In our study, 59 % of non-neutropaenic patients infected with SPACES were treated appropriately initially and, therefore, were candidates for de-escalation. Compared with a previous study, in which empiric antipseudomonal therapy rotated monthly and, if necessary, combined with vancomycin was administered to all patients suspected of ventilator-associated pneumonia [26], this rate of appropriate initial therapy in our study (59 % for all pathogens instead of 93 % in the study by Eachempati et al.) was remarkably low. The lower prescription rate of initial antipseudomonal or combined therapy in our study or the different pathologies treated (bacteraemia vs. ventilator-associated pneumonia) might explain this prominent difference.

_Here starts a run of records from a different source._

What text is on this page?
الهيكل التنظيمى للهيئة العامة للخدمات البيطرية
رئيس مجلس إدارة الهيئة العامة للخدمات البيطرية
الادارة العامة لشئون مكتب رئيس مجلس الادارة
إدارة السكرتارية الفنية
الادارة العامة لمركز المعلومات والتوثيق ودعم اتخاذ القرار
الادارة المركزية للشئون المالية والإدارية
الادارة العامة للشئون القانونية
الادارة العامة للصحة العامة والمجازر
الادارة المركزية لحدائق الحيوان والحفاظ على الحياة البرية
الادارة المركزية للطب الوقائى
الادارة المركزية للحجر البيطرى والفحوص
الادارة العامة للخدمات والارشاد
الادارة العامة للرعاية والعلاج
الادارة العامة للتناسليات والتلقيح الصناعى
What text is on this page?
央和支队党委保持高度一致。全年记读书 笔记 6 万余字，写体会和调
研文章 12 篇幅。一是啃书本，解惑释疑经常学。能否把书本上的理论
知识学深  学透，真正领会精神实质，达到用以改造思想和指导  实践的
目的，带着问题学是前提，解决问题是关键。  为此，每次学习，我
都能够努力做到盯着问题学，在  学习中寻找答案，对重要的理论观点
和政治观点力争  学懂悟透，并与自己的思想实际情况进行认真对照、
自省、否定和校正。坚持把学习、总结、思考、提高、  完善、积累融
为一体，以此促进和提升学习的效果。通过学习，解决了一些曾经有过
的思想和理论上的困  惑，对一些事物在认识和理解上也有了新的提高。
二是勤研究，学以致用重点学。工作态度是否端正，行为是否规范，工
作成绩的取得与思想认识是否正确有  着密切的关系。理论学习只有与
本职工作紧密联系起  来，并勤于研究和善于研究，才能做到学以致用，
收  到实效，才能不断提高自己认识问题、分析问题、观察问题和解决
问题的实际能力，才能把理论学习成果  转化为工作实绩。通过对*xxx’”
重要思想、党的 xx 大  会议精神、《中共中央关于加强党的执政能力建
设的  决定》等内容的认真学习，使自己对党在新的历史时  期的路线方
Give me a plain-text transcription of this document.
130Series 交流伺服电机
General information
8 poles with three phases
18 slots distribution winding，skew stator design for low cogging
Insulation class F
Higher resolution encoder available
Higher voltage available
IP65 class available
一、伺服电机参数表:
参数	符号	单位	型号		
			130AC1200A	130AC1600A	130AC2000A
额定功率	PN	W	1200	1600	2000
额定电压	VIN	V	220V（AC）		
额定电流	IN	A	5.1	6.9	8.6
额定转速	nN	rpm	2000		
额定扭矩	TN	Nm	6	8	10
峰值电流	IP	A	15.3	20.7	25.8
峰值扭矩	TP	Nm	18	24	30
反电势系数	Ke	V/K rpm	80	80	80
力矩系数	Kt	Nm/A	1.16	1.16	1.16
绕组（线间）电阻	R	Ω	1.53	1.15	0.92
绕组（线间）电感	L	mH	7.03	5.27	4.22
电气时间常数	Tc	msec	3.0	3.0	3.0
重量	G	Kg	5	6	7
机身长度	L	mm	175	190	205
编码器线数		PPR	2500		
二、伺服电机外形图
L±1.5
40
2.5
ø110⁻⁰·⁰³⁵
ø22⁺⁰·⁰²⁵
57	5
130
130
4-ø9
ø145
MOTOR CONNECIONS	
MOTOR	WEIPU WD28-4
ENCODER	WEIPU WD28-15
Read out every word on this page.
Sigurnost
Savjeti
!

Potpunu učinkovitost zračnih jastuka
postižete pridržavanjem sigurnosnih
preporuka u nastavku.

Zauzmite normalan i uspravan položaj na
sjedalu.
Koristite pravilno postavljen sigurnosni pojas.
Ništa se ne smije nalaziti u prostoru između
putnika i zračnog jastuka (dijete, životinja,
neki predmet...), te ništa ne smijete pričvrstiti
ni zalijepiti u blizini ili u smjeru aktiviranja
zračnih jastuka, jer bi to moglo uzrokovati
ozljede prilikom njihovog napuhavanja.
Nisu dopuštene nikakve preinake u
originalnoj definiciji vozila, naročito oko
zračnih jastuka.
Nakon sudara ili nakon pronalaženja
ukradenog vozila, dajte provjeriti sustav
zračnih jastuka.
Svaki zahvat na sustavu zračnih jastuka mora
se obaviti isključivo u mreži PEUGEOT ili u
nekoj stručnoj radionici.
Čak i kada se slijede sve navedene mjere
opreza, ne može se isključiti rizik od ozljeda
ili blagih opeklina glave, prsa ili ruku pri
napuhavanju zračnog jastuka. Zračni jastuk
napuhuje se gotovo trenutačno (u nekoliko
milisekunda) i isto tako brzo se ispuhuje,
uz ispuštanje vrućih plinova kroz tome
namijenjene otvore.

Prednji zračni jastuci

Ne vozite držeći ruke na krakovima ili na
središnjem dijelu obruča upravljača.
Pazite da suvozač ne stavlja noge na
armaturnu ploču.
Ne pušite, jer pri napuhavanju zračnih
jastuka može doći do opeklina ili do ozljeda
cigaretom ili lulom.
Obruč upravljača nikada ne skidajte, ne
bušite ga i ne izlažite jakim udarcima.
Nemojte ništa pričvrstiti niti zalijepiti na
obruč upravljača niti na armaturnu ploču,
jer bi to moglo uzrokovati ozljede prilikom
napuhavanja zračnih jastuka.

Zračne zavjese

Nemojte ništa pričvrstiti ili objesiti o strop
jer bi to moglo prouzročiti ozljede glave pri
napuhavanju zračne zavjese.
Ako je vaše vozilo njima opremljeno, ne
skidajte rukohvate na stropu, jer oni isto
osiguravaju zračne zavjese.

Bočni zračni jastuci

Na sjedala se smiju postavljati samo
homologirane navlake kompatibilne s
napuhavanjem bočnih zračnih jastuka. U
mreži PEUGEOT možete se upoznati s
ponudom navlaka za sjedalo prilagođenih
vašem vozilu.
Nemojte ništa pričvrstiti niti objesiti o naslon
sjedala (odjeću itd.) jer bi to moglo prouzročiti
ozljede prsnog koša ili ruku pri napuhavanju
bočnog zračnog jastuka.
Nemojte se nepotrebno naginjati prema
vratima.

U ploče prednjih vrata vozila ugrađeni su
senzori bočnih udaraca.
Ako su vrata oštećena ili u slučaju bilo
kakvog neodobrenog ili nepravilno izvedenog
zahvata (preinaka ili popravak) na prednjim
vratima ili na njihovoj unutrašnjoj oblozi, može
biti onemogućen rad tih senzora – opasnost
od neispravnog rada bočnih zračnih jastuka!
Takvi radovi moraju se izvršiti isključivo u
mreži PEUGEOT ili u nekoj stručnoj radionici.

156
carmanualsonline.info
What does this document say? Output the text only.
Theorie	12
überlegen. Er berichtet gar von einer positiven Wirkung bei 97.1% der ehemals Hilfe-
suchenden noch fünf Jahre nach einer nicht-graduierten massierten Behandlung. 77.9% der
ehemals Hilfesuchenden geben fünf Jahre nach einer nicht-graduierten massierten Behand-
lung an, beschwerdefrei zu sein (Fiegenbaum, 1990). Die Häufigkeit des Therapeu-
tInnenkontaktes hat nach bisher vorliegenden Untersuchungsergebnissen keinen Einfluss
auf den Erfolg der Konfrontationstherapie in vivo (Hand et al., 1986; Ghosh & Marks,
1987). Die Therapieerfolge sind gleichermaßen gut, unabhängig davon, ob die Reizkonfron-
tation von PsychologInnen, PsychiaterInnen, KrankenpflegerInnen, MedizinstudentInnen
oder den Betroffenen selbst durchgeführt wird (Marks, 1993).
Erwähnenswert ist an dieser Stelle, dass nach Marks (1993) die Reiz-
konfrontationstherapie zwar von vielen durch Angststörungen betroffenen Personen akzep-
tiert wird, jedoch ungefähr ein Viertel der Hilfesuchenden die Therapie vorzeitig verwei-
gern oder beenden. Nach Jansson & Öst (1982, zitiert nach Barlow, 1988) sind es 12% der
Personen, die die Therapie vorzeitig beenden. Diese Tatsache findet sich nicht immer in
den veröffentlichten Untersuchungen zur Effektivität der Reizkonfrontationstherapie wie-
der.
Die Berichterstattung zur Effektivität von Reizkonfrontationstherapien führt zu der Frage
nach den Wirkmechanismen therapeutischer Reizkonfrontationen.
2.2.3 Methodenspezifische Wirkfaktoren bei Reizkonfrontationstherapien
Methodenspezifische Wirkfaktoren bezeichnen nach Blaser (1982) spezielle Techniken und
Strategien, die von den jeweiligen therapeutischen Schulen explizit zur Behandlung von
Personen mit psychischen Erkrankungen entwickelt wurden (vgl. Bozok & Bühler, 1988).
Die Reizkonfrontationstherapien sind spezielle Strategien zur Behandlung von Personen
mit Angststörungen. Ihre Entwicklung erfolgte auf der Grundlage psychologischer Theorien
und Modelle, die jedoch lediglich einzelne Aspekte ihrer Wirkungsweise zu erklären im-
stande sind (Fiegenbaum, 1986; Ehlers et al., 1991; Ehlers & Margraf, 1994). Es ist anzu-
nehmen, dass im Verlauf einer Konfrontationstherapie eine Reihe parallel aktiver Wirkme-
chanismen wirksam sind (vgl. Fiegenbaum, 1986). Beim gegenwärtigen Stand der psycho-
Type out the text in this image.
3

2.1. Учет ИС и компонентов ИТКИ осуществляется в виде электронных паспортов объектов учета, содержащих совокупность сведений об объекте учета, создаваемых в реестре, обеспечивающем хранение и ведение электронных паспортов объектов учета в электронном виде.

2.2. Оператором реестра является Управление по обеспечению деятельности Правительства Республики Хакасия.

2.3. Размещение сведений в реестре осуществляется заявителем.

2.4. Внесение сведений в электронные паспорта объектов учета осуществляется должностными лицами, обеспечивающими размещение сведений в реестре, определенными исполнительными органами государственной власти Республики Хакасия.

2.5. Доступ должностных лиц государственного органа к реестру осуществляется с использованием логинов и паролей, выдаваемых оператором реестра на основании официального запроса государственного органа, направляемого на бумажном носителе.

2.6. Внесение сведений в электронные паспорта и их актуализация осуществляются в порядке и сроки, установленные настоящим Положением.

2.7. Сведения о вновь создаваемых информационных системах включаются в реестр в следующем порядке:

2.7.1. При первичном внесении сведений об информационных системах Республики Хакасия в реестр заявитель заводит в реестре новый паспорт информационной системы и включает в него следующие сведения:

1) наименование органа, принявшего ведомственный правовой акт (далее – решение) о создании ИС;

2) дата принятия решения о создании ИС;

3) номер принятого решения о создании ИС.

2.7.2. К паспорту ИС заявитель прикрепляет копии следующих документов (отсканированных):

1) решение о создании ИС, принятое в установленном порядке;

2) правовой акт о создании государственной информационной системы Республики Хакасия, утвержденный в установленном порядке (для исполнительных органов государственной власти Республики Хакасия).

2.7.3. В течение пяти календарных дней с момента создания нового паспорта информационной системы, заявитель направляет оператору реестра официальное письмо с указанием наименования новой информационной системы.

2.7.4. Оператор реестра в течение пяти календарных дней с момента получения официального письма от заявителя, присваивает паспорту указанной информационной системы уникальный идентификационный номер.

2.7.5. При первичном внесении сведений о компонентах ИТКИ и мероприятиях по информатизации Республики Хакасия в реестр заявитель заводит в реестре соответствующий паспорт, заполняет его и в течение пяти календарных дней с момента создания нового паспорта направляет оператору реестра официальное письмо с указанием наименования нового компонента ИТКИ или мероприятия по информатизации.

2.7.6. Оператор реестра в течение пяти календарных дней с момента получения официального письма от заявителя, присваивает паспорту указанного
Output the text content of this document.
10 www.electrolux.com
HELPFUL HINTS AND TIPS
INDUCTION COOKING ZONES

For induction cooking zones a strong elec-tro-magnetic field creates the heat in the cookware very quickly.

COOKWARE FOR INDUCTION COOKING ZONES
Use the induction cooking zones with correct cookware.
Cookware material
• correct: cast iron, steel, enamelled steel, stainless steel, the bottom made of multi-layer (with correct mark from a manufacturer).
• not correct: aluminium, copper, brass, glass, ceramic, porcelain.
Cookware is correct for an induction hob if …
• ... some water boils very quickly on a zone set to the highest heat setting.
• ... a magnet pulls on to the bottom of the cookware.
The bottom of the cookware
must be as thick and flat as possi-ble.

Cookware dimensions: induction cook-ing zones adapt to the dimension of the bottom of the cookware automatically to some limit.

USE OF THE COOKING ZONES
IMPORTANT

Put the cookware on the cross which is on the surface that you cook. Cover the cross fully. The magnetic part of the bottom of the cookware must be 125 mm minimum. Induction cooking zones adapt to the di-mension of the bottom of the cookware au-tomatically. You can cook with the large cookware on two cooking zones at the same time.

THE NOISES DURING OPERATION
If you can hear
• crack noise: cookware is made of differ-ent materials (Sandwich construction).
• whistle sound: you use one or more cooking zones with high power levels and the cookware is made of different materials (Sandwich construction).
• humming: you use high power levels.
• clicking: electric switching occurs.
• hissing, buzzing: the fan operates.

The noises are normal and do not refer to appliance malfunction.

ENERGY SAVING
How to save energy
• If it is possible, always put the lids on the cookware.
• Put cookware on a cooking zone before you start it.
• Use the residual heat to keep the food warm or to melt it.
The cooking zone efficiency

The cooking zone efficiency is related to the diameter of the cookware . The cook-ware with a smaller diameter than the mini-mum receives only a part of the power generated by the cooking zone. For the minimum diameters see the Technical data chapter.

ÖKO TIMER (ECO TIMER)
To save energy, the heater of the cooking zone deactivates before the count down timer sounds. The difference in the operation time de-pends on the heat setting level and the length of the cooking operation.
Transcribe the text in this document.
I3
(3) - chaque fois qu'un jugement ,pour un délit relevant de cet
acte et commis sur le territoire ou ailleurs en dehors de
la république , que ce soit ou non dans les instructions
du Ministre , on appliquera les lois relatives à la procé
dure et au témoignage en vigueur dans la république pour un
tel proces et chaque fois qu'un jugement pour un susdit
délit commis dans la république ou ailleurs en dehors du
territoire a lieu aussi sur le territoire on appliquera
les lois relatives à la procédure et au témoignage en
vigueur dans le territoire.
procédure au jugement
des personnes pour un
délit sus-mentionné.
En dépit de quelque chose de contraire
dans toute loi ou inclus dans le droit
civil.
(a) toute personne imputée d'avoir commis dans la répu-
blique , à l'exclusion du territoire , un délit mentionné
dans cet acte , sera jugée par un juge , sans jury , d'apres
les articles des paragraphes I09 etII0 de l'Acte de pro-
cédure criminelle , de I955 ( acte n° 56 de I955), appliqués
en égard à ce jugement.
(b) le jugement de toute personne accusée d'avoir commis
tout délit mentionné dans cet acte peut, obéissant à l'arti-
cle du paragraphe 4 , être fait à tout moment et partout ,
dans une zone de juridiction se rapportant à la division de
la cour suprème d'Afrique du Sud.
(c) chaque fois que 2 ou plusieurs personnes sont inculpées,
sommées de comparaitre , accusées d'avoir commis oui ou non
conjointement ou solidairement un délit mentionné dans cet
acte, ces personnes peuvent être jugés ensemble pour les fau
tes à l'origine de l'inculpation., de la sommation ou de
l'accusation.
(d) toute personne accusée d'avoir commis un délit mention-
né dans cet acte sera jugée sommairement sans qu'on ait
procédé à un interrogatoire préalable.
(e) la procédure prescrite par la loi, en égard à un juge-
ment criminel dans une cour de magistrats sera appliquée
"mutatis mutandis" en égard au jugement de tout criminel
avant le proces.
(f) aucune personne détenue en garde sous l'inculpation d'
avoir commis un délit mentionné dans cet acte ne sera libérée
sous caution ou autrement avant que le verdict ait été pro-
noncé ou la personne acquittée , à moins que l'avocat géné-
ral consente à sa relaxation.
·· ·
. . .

It is equally noteworthy that the de-escalation of antimicrobials, actually implemented in >50 % of candidates, reduced significantly the costs of antimicrobials. These observations might encourage the caregivers to adhere to this treatment strategy against bacteraemia due to SPACES whenever possible. The implementation of institutional guidelines might contribute to further improving the quality of medical practices [17].

Study limitations

First, the retrospective design of our study is a methodological limitation, which is difficult to overcome because of the obvious ethical issues that have to be considered when studying the management of a life-threatening illness. Second, the suspicion of bacteraemia, the decision to obtain blood cultures or the choice and doses of antimicrobials depended mostly on the primary care physicians, instead of being guided by a protocol or by recommendations made by infectious disease specialists. These factors might have prominently influenced the choice and timing of therapy and, hence, the clinical outcomes [2, 22, 27]. Third, the appropriateness of dosing of the antimicrobials was not assessed. This might be a concern in patients whose severity of illness was greatest, in whom the pharmacokinetics and pharmacodynamics of treatment might significantly affect the outcome [28]. Fourth, in a recent experimental study, the production of AmpC beta-lactamase by SPACES was induced by exposure to antimicrobials [29]. Isolates of these organisms upregulated their production of beta-lactamase in the presence of antimicrobials or produced beta-lactamase at a constitutive level that rendered the antimicrobials ineffective. Treatment failure or resistance might, therefore, develop in the long term, despite an initial sensitivity observed in vitro. Consequently, some medical institutions have adopted a default resistance reporting system, considering only cefepime, carbapenems, fluoroquinolone and aminoglycosides as appropriate choices, if confirmed by in vitro testing [30]. If we exclude the isolates treated with other antimicrobials from the appropriately treated group, our initial appropriateness calculation decreases to 54 %. Our study has, nevertheless, shown that, based on their in vitro susceptibility, antimicrobials were safely de-escalated during our predefined observation period, without increase in the rate of treatment failure. These observations, however, need to be confirmed in a longer-term study. Finally, the pathogens we studied were limited to five Gram-negative bacilli whose local antimicrobial resistance pattern was relatively low (Table 2). Since the rates of antimicrobial resistance are likely to be variable, one may expect different results among different settings.

In conclusion, our study shows that antimicrobial therapy for bacteraemia due to SPACES could be de-escalated based on the in vitro susceptibility, with no fatal complications and at significantly lower costs of antimicrobials. Studies of the factors associated with unsuccessful de-escalation and of the long-term clinical outcomes of de-escalation or changes in resistance patterns are warranted.